The development process was then followed by rehearsal for the music, which was subsequently recorded in Windmill Lane, before going into production. This consisted of O’Neill and Gilhooly acting and being filmed in front of a green screen, as well as miming the operatic soundtrack, which the former characterises as a “different but brilliant experience”. Further explaining how she went about acting in front of a green screen as opposed to singing live onstage, she notes that “it’s a different skill set, allowing me to learn a new skill”, which she has been able to further hone for her upcoming role in Kevin O’Connell’s contemporary opera Dream Catcher.
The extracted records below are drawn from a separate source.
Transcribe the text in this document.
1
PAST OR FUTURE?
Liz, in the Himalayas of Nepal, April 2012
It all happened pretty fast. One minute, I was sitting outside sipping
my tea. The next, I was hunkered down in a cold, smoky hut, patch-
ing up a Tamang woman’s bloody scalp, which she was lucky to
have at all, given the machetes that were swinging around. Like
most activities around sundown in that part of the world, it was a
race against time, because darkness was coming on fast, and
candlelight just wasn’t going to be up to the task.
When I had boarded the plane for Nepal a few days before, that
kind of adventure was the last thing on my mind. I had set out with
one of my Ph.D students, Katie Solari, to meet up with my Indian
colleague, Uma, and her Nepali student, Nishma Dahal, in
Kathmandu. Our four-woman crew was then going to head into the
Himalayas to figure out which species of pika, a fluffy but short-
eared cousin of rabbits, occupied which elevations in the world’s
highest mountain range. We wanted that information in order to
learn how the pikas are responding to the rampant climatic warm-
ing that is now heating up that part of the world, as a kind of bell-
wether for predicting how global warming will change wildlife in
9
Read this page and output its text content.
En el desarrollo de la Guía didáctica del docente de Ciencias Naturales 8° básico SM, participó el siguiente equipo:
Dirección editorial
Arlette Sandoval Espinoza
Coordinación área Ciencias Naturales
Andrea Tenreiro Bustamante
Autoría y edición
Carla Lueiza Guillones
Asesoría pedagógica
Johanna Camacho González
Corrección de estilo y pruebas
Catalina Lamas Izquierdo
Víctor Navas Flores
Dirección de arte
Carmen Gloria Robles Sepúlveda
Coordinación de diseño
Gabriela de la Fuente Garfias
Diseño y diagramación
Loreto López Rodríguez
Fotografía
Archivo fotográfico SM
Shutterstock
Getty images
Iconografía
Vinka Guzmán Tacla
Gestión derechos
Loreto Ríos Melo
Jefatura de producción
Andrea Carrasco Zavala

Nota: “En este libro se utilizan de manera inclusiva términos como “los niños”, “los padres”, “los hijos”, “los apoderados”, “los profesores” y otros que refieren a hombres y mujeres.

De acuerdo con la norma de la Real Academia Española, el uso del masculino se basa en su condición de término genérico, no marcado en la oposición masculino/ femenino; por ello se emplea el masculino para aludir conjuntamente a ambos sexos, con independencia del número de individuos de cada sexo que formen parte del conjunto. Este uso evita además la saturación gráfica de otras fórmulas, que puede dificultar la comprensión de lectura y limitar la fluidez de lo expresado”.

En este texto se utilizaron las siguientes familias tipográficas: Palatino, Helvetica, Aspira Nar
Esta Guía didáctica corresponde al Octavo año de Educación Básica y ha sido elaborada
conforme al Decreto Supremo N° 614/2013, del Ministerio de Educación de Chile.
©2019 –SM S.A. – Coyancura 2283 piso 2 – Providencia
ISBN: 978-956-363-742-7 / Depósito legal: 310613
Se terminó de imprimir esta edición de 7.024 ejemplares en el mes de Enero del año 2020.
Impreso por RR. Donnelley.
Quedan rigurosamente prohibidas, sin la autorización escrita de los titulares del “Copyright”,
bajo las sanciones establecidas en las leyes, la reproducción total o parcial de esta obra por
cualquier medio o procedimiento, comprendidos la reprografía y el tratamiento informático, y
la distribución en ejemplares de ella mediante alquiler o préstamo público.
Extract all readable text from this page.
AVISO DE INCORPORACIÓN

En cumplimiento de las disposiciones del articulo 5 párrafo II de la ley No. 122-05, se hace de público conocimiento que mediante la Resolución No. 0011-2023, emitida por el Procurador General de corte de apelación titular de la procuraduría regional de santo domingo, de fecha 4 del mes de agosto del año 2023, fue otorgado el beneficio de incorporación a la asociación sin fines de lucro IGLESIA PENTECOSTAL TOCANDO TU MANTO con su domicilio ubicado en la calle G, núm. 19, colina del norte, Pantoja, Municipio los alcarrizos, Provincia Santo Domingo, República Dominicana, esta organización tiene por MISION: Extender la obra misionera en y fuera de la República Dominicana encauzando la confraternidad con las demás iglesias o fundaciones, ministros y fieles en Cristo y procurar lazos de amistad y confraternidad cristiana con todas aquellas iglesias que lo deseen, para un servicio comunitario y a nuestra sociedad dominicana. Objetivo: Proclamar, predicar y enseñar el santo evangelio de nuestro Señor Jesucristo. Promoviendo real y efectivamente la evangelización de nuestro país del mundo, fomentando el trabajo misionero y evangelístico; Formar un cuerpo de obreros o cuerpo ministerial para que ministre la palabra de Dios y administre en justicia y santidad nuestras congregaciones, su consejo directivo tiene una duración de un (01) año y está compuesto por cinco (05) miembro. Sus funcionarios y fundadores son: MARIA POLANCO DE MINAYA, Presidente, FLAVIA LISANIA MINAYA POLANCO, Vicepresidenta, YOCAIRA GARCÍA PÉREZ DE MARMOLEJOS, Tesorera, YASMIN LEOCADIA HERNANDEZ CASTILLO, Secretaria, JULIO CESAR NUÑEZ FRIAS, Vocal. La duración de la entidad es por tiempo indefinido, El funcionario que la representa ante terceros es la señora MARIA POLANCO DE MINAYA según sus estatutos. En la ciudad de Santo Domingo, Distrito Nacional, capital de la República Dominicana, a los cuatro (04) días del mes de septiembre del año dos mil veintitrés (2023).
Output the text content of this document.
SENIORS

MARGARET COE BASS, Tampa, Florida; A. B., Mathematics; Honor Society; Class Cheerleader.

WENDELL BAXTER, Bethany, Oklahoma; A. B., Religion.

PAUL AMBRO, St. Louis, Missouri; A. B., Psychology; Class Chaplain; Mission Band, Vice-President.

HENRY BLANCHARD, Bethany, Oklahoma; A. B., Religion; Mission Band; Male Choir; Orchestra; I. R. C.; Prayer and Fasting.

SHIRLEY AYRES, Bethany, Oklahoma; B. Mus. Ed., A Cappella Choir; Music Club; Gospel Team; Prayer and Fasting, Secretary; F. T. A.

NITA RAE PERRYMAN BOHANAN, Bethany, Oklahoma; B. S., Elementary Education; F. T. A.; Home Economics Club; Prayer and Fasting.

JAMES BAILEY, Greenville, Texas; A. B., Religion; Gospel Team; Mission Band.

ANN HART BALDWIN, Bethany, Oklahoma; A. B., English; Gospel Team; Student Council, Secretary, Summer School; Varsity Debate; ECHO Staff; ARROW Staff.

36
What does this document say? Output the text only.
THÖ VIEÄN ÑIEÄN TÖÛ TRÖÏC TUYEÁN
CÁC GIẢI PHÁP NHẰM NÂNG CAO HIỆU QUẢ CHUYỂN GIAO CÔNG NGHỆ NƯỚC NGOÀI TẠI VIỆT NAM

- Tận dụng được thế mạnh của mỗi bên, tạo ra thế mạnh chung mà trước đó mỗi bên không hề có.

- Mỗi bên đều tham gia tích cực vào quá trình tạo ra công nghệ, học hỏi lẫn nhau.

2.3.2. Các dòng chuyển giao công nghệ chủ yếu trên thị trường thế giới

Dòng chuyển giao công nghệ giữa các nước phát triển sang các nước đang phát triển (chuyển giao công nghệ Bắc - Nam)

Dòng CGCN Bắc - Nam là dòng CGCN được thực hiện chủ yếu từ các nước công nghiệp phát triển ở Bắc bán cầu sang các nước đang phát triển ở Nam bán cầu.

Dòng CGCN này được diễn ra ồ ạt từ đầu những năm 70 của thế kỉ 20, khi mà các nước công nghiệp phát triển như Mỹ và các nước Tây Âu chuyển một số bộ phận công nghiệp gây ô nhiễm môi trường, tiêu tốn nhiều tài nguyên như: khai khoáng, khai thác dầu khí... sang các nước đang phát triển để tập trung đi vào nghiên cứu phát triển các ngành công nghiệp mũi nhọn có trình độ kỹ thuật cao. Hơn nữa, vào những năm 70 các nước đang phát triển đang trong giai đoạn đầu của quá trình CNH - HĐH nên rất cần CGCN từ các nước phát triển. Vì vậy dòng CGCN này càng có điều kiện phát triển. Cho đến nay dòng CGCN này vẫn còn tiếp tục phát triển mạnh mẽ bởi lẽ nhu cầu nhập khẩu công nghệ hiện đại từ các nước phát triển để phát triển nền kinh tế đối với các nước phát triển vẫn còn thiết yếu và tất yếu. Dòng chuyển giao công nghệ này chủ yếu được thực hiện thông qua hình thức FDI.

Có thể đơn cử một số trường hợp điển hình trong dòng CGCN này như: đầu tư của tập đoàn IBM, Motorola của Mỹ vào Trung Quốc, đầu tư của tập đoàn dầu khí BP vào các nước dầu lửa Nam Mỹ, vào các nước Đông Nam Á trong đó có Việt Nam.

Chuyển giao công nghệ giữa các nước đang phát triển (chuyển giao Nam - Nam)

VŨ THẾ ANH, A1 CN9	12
It additionally enabled O’Neill to focus on acting, noting that “because the singing was done, I had to mime and I could get into the character more”. She explains that “it’s so different to singing on stage, but I think it’s really important to be able to do both now, it’s a whole new world and I really love it”.

Audiences can expect, according to O’Neill, “fun and laughter and for it to look very cute”, recalling with amusement the highlight of getting dressed up as a polar bear, noting with a laugh that “you can’t go wrong”. Despite the lighter moments, “it is also quite a moving piece, especially towards the end when the father and daughter connect”, punctuated by the comic relief of O’Neill’s character teaching her father a TikTok dance. She concludes, noting that The Scorched Earth Trilogy is a “really nice and casual approach to opera if you haven’t seen it before”.

The Scorched Earth Trilogy runs from March 25th to 26th at the Berkeley Library. Tickets are free and available on the Irish National Opera website, with several screenings per night.